How many times each day do you become aware of your cancer? The answer, of course, is highly varied and dependent upon the severity, age, type and treatment of the disease. There is no measurable response to this question, but perhaps there is something to be learned by asking.
In the first months after my diagnosis of male breast cancer, my thoughts were virtually hijacked by the uncertainty of my future. That uncertainty hasn’t changed after two-and-a-half years, and the fact is, it never will. But the intensity of those thoughts and fears has softened significantly.
Scientists refer to this lessening of a reaction to something we experience as “sensory adaptation.” If you smell cookies baking in the oven, that first rush of delight begins to fade after a few minutes. They never smell quite the same after you walk into the kitchen and tickle your olfactory nerves with the aroma of hot, sugary dough, molten chocolate and sweet vanilla. The excitement of your new car or the impact from the experience of watching a live Broadway musical lose their intensity before long. The pleasure is diffused by time. And so it goes with pain, fear, anxiety and doubt.
The risk of cancer returning may be eased a great deal by the so-called five-year survival marker, but let’s face it, once you have joined the cancer club, your membership is forever open.
But time does heal. And after a while, though, the specifics are different for all of us and we forget to check the clock every day.
At night, when the tightness of my mastectomy scar and the numbness under my left arm wake me, I remember that I am a cancer survivor.

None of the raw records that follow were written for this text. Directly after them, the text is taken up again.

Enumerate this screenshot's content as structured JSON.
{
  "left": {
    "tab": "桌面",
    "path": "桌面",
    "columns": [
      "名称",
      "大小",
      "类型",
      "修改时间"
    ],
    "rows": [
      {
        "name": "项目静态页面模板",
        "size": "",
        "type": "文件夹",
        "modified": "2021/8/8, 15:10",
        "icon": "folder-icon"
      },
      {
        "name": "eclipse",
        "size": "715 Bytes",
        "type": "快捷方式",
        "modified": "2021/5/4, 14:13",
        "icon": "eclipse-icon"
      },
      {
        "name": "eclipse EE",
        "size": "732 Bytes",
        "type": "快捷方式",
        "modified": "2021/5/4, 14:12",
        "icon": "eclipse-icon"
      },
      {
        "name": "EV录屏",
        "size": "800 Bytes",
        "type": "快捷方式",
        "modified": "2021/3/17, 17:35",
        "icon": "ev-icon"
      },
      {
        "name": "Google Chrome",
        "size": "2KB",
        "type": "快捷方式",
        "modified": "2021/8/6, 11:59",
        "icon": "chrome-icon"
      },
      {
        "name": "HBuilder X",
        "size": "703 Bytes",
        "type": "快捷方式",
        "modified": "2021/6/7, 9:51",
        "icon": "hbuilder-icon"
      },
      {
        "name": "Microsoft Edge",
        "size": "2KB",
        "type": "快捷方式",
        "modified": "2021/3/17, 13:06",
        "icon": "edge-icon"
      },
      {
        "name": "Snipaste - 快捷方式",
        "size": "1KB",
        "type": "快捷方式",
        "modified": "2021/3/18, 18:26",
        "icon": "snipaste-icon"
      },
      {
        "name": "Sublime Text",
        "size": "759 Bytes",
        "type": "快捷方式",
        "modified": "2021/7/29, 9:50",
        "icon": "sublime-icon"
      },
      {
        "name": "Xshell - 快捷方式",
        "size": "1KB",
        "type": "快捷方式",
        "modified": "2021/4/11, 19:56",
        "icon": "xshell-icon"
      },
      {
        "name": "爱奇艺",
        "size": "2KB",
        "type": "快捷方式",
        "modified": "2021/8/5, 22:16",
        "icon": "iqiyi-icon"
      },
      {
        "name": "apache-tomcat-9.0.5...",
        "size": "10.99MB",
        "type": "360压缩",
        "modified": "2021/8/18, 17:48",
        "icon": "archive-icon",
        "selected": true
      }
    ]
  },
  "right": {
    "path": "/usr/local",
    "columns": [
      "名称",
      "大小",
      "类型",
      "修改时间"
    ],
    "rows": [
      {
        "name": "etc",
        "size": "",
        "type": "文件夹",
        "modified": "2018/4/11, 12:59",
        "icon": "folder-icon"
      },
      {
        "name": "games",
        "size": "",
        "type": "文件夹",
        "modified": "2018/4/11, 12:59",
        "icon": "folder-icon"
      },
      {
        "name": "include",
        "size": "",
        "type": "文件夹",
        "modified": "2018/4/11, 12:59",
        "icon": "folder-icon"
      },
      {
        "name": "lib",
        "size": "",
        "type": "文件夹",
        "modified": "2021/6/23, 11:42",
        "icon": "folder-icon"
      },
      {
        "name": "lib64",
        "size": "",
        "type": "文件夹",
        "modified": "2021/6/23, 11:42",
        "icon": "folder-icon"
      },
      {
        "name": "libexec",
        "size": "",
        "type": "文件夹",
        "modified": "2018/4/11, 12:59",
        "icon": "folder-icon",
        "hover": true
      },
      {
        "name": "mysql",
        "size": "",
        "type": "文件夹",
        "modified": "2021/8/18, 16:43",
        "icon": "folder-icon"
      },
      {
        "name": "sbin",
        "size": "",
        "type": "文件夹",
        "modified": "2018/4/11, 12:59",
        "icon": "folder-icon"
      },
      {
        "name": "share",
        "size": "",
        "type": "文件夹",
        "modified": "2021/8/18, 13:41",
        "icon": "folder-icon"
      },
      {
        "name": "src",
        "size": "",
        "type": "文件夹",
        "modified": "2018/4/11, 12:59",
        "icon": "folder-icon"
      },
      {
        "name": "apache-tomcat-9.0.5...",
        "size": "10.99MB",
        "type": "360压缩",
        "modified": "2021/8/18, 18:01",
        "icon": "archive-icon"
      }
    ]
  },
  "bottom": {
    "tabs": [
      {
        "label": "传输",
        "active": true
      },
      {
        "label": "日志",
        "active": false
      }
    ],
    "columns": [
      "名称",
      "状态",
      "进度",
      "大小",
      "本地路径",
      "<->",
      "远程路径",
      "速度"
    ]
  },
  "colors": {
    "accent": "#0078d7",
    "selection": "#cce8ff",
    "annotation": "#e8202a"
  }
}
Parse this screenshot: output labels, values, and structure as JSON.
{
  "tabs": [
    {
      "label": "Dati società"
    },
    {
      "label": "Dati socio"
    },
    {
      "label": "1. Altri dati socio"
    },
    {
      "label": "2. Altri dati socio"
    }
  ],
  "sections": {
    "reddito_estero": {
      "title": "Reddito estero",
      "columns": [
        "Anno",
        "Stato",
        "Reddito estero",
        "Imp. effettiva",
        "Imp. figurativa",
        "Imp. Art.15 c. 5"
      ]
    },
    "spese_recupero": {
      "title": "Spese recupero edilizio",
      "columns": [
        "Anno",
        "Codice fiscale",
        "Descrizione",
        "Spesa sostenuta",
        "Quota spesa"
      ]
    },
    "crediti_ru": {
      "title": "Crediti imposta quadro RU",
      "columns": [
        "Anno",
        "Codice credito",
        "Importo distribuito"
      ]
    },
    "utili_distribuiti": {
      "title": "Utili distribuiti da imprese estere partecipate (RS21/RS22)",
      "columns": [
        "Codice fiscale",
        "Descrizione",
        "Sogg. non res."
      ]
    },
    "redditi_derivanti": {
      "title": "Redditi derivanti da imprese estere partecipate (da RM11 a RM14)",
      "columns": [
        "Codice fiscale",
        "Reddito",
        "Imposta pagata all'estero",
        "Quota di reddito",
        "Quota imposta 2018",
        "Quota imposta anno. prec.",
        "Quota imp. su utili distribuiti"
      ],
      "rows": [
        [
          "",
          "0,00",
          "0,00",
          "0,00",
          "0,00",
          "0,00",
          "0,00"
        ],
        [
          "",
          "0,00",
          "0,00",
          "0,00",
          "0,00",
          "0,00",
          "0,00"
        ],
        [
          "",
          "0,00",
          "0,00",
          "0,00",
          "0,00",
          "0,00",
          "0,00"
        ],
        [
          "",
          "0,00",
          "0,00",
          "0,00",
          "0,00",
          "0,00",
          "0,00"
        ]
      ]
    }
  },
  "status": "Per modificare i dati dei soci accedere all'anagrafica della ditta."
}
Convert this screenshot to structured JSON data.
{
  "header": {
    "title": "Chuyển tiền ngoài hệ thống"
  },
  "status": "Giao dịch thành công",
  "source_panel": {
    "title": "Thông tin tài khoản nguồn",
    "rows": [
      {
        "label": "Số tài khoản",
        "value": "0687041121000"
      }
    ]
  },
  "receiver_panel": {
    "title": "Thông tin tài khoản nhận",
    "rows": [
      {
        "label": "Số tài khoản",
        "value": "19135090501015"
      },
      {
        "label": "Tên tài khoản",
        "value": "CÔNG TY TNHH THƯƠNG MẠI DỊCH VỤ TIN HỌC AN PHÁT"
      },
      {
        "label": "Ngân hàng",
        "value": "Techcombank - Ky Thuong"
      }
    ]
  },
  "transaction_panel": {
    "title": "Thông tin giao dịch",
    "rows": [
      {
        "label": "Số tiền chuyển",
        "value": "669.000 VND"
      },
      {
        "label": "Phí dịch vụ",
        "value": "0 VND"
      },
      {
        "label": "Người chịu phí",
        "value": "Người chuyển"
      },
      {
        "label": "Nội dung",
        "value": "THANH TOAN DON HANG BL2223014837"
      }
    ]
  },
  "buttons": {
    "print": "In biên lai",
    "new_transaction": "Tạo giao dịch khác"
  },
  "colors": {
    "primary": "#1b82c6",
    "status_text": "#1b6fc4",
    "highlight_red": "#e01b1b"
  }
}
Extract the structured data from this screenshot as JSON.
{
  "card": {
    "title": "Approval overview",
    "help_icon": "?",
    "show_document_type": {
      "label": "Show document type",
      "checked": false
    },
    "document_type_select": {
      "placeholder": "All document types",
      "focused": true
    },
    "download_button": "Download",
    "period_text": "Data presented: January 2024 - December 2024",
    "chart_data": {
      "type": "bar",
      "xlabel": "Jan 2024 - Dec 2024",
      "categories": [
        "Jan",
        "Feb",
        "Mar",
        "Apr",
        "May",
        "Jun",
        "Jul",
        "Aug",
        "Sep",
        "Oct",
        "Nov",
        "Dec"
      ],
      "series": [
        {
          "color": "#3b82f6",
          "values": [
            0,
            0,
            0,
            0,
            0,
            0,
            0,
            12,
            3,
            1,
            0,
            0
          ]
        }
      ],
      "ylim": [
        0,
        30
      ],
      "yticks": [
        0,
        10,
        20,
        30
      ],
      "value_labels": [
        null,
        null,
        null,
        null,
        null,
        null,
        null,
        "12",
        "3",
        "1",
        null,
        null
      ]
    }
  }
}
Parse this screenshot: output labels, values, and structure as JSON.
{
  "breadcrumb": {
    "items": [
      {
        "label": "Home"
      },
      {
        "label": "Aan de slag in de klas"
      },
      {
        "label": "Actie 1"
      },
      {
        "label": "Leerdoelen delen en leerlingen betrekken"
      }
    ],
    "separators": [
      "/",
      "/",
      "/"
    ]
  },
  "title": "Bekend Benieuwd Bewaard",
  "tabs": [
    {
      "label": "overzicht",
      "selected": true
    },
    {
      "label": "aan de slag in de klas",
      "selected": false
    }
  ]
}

When I reach up to turn on the light switch but am hindered by the inability to fully stretch my arm, I am reminded of my cancer. On days when I’m a little stiff from line dancing class or my headache seems to last a little longer, I am reminded of my cancer. When I write an essay or blog, talk to other survivors or get news of yet another clinical trial or promising treatment, I am reminded of my cancer.
But like those cookies baking in my kitchen, the memories of my cancer move on as I turn my attention to living right now in this minute.
Today I am cancer-free, or at the very least, symptom-free. And when negative thoughts of my disease burst forth like the buzzing alarm clock on my nightstand, I can reach over and hit the “snooze” button.
It’s not that I’m going back to sleep, but more like I’m awakening to yet another wave of life, to the possibilities and to the opportunities that arise. And right there at that very moment, time, and yes even cancer, cease to exist.